Recently, women in several different fields have begun pushing back on wage inequality and general inequality in how they are treated in comparison to male counterparts. Some successes include the Women’s U.S. Hockey Team and Irish Women’s Soccer.

In the world of law, however, it seems as though the grain is harder to break. Campbell caught attention within her firm by bringing her pay inequity to the firm’s attention, insisting that her level of revenue and expertise, along with those of other women in the firm, deserved the kind of fair compensation that the men in the firm received.

The system in which merits are earned at the firm is, as The New York Times explains in Campbell’s words, “a five-man management committee at the firm arbitrarily awards male partners more points, which translate into higher dollar compensation, than they do to women.”

Chadbourne associates voted to terminate Campbell, and in addition to this unusual move for a law firm, now has reduced her pay to that of an entry-level associate, with no benefits, until her termination deadline in August.

Campbell has not found new work, and she continues to work at Chadbourne, because “as a mother of a blended family of nine children, I can’t afford not to.”


After being told that she would be terminated, Campbell sued the firm in federal court, requesting a hefty $100 million on behalf of herself and other female partners who, as she puts it, “receive less compensation than male partners even when they bring in more client revenue.”

Campbell notes that in any law firm, changes are not made easily, as many of such work environments are seemingly set in stone in tradition and historically maintained proceedings.

“I was looking for a solid firm with a national footprint and strong litigation support,” Campbell said. “It was a very paternalistic culture, which strongly discourages asking questions, raising concerns and proposing any change in the way things have always been done.”

In January and February 2015, Campbell took her case to the managing partner and requested a substantial point increase because, as she mentioned, “colleagues with similar client revenue were receiving twice the number of points.”

The response she received was one that asserted that her 2014 revenue was unsupported evidence.

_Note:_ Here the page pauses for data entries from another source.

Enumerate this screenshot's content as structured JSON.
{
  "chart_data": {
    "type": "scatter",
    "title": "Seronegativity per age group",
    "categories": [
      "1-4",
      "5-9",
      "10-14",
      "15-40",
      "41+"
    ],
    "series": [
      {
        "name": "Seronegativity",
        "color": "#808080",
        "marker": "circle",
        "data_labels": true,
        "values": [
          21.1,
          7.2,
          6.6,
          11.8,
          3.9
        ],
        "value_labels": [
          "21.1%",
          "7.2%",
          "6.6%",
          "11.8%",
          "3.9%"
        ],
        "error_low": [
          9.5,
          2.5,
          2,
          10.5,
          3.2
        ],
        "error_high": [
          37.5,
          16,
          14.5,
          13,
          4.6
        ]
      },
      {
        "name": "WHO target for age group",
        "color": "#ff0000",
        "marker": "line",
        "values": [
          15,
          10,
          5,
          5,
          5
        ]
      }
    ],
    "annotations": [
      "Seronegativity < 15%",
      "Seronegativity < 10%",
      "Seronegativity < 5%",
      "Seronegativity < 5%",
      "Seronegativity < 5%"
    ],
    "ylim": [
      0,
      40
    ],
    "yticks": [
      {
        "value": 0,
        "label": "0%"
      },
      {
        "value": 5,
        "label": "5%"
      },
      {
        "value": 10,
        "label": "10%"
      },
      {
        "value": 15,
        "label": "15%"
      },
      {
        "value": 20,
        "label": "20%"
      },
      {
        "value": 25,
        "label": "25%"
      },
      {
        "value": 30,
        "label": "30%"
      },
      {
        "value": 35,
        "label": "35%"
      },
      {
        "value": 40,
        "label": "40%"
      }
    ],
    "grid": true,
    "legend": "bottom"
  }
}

In a chain reaction, after she spoke up, her litigation support dwindled, and her client relationships suffered in response.

The New York Times reported Campbell’s response to this series of events: “when I did try to get fair compensation, I was disrespected, demoted and effectively terminated.”

The firm’s managing partner, Andrew A. Giaccia, maintains that her practice no longer fit the firm’s goals and that their decision has nothing to do with her requests for pay equity.

Campbell, a top-earning, decorated attorney now remains at Chadbourne & Parke until the looming deadline of her termination arrives. Not every story of women challenging archaic gender pay values ends with success, unfortunately.

However, the exposure of the fear evoked through her requests, even within huge organizations such as this one, points to something deeper. A fear of change seems to overtake the acknowledgement of what is right, and Campbell has taken the brunt of this.

We can hope that in the near future, individual women will be able to stop fighting the battles that the country needs to acknowledge. Perhaps those defending the law day to day, like Campbell, will also be the ones to set the precedent needed to finally solidify into law an equality that truly provides justice for all.